Mortgage Rate Outlook Uncertain As Fed Hikes Key Rate Again

What happened: Today the Federal Reserve raised the federal funds rate by a quarter of a point in an ongoing effort to curb inflation while acknowledging increased uncertainty caused by turmoil in the banking sector. 

The central bank stated that recent developments in the banking sector are “likely to result in tighter lending conditions and weigh on economic activity.” Future policy decisions will likely depend on the significance and duration of these tighter conditions. 

Senior Economist Orphe Divounguy’s thoughts on the impact to mortgage rates and housing:

Bond yields – and the mortgage rates that tend to follow them – fell in the immediate reaction to the Fed’s statement, which signaled that the central bank’s program of rate hikes is likely nearing its end to balance new financial risks. But the relationship between mortgage rates and Treasuries has weakened slightly in recent weeks as the secondary mortgage market reacts to speculation that more financial entities may need to sell their long-term investments, like mortgage backed securities, to get more liquidity today.
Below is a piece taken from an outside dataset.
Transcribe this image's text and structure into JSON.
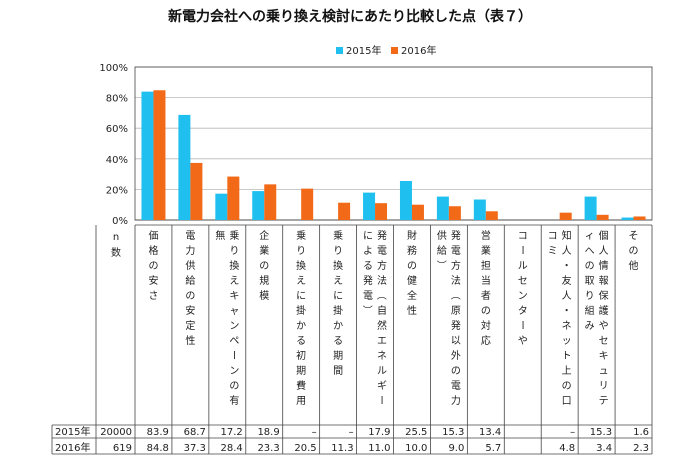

The path forward for rates will largely depend not just on the path of the 10-year and economic uncertainty in general, but also on the extra uncertainty specific to the secondary mortgage market.
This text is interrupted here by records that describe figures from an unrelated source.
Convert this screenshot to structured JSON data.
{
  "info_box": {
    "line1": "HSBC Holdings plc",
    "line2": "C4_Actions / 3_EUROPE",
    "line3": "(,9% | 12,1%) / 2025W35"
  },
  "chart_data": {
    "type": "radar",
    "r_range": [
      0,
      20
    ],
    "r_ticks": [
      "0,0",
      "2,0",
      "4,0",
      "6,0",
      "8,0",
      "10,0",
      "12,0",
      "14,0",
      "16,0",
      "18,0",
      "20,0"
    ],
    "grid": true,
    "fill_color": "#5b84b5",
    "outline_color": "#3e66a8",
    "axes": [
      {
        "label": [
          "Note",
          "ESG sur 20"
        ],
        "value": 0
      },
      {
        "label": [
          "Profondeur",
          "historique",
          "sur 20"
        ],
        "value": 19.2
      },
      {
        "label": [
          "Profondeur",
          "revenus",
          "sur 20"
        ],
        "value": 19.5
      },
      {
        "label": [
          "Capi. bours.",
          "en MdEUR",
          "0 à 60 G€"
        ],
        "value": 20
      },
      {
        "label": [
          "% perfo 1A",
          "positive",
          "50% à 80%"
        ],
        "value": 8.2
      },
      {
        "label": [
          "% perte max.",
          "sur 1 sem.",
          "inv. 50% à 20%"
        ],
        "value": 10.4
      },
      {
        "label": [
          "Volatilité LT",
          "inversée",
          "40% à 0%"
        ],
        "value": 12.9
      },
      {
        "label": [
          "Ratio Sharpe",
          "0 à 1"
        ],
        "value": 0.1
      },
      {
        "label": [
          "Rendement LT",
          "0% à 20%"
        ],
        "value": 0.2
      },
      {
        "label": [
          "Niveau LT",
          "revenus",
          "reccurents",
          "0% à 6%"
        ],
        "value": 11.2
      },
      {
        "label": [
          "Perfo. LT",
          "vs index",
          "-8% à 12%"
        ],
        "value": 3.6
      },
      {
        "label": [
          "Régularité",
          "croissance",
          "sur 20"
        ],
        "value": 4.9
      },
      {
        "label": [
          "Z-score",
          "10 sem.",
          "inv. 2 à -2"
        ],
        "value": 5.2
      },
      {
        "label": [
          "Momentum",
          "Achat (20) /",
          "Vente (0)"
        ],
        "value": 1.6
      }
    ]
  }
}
Tighter credit conditions will likely limit any dramatic, near-term downward movement of mortgage rates even as Treasuries decline. This could restrict mortgage lenders’ access to funding sources, resulting in higher rates than Treasuries would otherwise indicate. For borrowers, lending standards were already quite strict, and tighter conditions may make it more difficult for some home shoppers to secure funding. In turn, for home sellers, the time it takes to sell could increase.
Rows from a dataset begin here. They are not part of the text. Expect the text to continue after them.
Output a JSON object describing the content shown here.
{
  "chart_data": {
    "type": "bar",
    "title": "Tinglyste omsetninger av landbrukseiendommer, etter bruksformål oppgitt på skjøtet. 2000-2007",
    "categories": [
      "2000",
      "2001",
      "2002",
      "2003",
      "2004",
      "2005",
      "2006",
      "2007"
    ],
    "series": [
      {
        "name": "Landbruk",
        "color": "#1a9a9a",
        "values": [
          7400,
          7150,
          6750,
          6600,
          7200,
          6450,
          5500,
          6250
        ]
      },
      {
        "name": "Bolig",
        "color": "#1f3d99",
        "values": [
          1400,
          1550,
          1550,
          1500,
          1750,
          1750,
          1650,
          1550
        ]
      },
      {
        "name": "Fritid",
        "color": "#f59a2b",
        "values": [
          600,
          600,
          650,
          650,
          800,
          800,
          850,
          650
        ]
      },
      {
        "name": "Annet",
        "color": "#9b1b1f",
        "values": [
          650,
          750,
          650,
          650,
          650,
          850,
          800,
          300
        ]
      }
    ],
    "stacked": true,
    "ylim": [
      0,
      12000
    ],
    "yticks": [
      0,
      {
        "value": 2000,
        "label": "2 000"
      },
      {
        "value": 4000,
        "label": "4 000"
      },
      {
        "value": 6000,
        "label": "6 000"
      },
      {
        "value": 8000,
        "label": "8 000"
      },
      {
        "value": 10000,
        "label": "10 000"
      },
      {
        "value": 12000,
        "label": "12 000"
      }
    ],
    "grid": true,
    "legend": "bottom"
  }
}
However, in the medium-run, expectations for slower economic growth and lower inflation should help mortgage rates decline. This would benefit home shoppers through better affordability and sellers by reducing the intensity of interest-rate-lock in. That could help free up a tight market, though would coincide along with a period of increased risk of job losses. 

Mortgage rates are steering both supply and demand in today’s costly environment. Home sales picked up in January when rates were relatively low, then slacked off as they ramped back up. Lower rates could also convince more homeowners to list, adding badly-needed inventory to an extremely limited pool. 

Of course, much uncertainty surrounding the state of inflation and this still-evolving banking turmoil remains. In his press conference, Fed Chair Jerome Powell stated that estimates of how much the recent banking developments could slow the economy amounted to “guesswork, almost, at this point.” Evidence – in either direction – of spillovers into the broader economy or accelerating inflation would likely cause another policy shift, which would materialize in mortgage rates.